Monday, October 11, 2010

Food, well, by us

Our Sunday Thanksgiving dinner was put on hold until today to do a squash ravioli with brown butter and sage sauce and salad with pomegranate, goat cheese and pork belly confit (lots left over from last week).

Jason Laurin, mentor chef and owner of Essence Catering, wisely left me with enough squash from the recipe challenge to repeat the butternut squash ravioli – a pasta dish.

Enter my forte … my domain

So with the free range turkey, we bought at Aubrey Meats in the ByWard Market, brining for an extra 24 hours, fresh pasta and salad was now on the menu.

Making pasta isn’t difficult, but finding the right recipe is key – and it took a long time to figure that part out. The Jamie Oliver method is the easiest and most flexible that has always produced nice light dough: eggs for as much as you want to make, splash of olive oil, pinch of kosher salt and white flour.

Combine these ingredients in a food mixer until granular yet holds together when pinched. Dump on the counter and work lightly to form into a ball. The dough doesn’t need to rest, but it works better if it sits in the fridge for about 30 minutes. Separate the dough into reasonably workable sizes. Pass through your KitchenAid pasta attachment (get one) until thickness (or thinness) “5”.

Before the pasta making step, the butternut squash was chopped in small cubes, sautéed in butter with fresh thyme, kosher salt, ground pepper, honey … and friggin’ bacon.

The addition of bacon was my stupid move of the day.
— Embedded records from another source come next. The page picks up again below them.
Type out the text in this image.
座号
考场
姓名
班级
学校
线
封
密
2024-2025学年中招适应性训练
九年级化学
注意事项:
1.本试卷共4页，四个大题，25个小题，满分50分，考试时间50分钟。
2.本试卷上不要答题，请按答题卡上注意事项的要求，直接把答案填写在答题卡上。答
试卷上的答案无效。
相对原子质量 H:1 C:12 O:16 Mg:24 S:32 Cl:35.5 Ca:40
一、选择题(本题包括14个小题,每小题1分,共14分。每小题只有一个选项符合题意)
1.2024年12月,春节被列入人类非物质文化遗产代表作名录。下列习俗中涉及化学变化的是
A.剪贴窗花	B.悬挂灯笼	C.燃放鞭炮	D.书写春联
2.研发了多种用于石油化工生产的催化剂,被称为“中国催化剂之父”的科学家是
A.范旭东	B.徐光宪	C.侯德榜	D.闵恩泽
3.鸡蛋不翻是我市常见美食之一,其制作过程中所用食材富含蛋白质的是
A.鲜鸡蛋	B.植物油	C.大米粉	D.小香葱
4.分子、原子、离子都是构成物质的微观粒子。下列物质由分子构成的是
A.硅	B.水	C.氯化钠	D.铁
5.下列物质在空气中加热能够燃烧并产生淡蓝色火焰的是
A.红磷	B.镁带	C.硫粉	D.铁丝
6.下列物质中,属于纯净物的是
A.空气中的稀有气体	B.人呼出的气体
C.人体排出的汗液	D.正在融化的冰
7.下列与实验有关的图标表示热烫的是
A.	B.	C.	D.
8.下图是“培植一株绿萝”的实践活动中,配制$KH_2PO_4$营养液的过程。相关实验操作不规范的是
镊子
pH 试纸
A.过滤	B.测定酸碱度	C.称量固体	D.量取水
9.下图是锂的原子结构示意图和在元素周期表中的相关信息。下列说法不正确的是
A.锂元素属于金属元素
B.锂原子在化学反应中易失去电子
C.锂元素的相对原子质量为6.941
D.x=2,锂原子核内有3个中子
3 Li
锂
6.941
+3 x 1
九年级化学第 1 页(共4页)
Thinking that bacon would add nice flavor to the squash, it was added to the squash while it was cooking. Well, it didn’t crisp up – duh.

Once the squash was tender enough, it was taken out. The bacon was left in the pan to crisp up with more Maplewood bacon, for good measure. As the two bacons combined in the squash grit, a quarter cup of white wine was used to de-glaze the pan.

The squash was returned to this mix, and left to cool until putting it through a mix food mixer for the ravioli filling.

The ravioli sauce was a Dianna-combination of browned butter with homemade chicken stock sauce, topped with sautéed sliver almonds and fresh sage.

The ravioli and salad were absolutely delicious and, I humbly believe, could be served in any restaurant we enjoy so much.

Today, we’re preparing the turkey and a never-made turkey stuffing with cranberries ravioli.

Friday, October 8, 2010

A good beginning … a tasty one, anyhow

My first recipe/meal challenge ended last Sunday evening around 7 p.m. when it was plated with Dianna’s artistic flair.

Believe me, there was a heavy a sigh of relief when we took the plates out of the dining room table to the dishwasher.

Here’s the observations from this experience:
  • Professional chefs can combine foods and ingredients like there’s no tomorrow.
  • Professional chefs have a sense of humour.
  • Professional chefs can be cruel – this I actually knew from watching Gordon Ramsay’s many TV shows, but didn’t expect from Jason.
  • I’m no pro chef… no kidding.

The final hours of this 203-hour ordeal on Sunday was spent getting the rest of meal items. And that was by driving around the city looking for three ingredients – black rice, farro and champagne vinegar.

All the other ingredients, listed in a previous blog, were quite easy to find.

To make a long story short – farro was never found. It was replaced with Jasmine rice. The black rice and champagne vinegar was located at stop number four (Byward Fruit Market). As an aside, farro couldn’t be found at stores in the Glebe, most of the Market and Westboro.

The meal worked out well in the end and was quite enjoyable and entertaining to prepare. Jason Laurin, my mentor chef, did though throw me to the wolves, or pigs in this instance.

Jason, like those TV chefs, is outstanding and makes it look easier than it is. That’s a good and bad thing. It made me think I could prepare most anything.

The reality of preparing ‘certain’ meals is, it’s no different than watching your favourite team/players. On TV, in the stands and press box, it all looks so easy. You chuckle at the fourth-liners who get five and six minutes of ice-time, but the skills they have can’t compare to the best player you ever played against in your youth and beer-leagues.

But, like “The Secret Life of Walty Mitty”, being the hero in my daydreams meant donning a chef’s chapeau like a pro in my kitchen and doing my best.

My next recipe challenge hasn’t been determined yet, but this blog will next present some simple steps to making squash ravioli and a variation of Michael Smith’s easy-to-prepare frozen biscuits.